Favipiravir (FV) plus tocilizumab (TZ) and remdesivir (RD) plus tocilizumab (TZ)

Another approach to create new drug combination for the treatment of COVID-19 infected patients is by using antiviral drug plus cytokine (IL-6) blocking agent such as TZ. TZ is currently used to treat cytokines release syndrome (CRS) and arthritis (Zhang, Li, et al., 2020). During SARS-CoV-2 infection, the researcher observed that many cytokines increases and one of them is interleukin-6. The mechanism of action of TZ is still not clear. However, this drug has been started using in clinical trials with combination of FV and RD and have reached phase III of clinical trials. Administration of these two drugs are 1600 mg of FV twice on day 1, followed by 600 mg doses twice for 2–7 days with 400 mg TZ on day 1 (NCT04310228). Moreover, drug combination with TZ + RD has also reached the clinical trial level (NCT04409262).

Umifenovir (UF) plus lopinavir (LP)/ritonavir (RT) plus hydroxychloroquine (HCQ) plus interferon-β 1a (IA)

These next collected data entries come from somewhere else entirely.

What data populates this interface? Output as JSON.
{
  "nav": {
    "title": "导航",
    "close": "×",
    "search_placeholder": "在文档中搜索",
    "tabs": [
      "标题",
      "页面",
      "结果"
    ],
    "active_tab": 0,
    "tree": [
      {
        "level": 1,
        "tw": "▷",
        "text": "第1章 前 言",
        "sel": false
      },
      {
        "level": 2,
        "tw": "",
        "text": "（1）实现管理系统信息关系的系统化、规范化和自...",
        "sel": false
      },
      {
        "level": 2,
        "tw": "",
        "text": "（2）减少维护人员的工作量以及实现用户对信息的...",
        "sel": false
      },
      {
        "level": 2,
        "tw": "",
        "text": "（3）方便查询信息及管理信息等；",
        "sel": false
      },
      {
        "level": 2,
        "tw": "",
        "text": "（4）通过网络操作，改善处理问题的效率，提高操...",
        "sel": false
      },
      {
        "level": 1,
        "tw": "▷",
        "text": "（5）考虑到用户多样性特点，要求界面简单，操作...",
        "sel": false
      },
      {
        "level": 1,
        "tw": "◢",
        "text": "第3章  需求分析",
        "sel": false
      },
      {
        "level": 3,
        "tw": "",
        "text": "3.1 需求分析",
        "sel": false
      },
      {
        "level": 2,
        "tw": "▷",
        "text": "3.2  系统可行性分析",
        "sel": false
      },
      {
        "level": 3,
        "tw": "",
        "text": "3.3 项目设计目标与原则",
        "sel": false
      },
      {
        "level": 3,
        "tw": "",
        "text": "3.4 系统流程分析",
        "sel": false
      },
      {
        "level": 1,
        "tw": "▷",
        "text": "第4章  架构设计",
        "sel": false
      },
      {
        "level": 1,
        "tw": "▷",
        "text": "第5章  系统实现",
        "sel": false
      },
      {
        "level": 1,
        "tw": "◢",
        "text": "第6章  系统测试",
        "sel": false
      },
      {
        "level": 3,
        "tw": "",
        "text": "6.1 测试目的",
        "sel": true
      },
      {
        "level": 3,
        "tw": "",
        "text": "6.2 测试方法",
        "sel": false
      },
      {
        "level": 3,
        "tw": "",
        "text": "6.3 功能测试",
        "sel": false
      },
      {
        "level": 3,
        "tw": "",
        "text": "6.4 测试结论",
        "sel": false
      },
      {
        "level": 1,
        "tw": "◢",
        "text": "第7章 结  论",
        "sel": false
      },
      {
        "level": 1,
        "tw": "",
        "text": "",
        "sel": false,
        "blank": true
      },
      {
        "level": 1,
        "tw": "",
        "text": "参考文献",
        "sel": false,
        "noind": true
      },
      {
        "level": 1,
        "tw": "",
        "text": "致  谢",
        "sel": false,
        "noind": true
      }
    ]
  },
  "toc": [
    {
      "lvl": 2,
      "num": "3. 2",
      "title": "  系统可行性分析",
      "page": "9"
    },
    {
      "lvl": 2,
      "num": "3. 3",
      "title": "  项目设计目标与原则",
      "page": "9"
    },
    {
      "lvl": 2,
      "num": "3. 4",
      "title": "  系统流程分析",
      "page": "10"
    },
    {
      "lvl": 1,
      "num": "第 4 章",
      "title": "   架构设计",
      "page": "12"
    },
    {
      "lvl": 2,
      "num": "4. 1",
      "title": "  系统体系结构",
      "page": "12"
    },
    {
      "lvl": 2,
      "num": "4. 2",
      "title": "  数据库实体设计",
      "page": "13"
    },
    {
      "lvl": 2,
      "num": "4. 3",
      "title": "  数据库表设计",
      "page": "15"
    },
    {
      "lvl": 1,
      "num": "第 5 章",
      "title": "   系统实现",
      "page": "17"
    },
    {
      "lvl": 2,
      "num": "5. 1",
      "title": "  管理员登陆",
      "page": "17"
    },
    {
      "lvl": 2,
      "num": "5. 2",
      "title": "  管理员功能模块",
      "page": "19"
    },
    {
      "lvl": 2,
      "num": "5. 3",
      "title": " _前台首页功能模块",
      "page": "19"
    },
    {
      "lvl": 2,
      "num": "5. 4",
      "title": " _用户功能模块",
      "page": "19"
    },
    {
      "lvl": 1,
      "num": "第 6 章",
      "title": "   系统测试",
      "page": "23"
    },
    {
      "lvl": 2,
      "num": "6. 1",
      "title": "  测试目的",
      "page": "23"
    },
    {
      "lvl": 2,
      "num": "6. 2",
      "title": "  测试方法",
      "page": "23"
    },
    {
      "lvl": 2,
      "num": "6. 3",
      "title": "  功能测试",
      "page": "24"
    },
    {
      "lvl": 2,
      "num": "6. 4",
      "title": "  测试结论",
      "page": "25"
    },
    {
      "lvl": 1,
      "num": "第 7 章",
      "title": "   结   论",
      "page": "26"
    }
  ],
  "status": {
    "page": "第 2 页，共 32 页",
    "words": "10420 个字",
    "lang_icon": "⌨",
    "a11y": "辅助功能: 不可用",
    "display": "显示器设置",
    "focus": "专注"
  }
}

Recently, antiviral drugs such as UF, LP/RT, HCQ (anti-malarial) and immunomodulator interferon-β 1a have been used as potential effective agents against COVID-19. Furthermore, these combinations have already reached phase IV clinical trials for the treatment of COVID-19 patients (NCT04350684). However, there is another drug combination IA + LP/RT + ribavirin, which was also used to treat COVID-19 patients and shown good results of viral load elimination from nasopharyngeal swabs in phase II clinical trials (Jalkanen et al., 2020).

Conclusion

Till date, there is no specific drug or vaccine has been developed against COVID-19 disease. It is important to develop a specific and novel inhibitor for blocking the viral entry and its replication on the host cells, which will essentially control this pandemic disease. As we know that, there are many clinical trials related to new drugs, drug repositioning and vaccine development studies against novel coronavirus are on track. However, novel strategies like combinational therapeutic approaches with different drugs and immunomodulators will possibly show a better path in controlling COVID-19 infection. Furthermore, at this stage, computational approaches could help and lead us in developing or designing new therapeutic drugs at rapid level. On the other hand, successful vaccine development can only be achieved by using variety of therapeutic approaches and correctly shared information. This is significant and a must requirement to develop an important vaccine against COVID-19 and eradicate this pandemic from the world.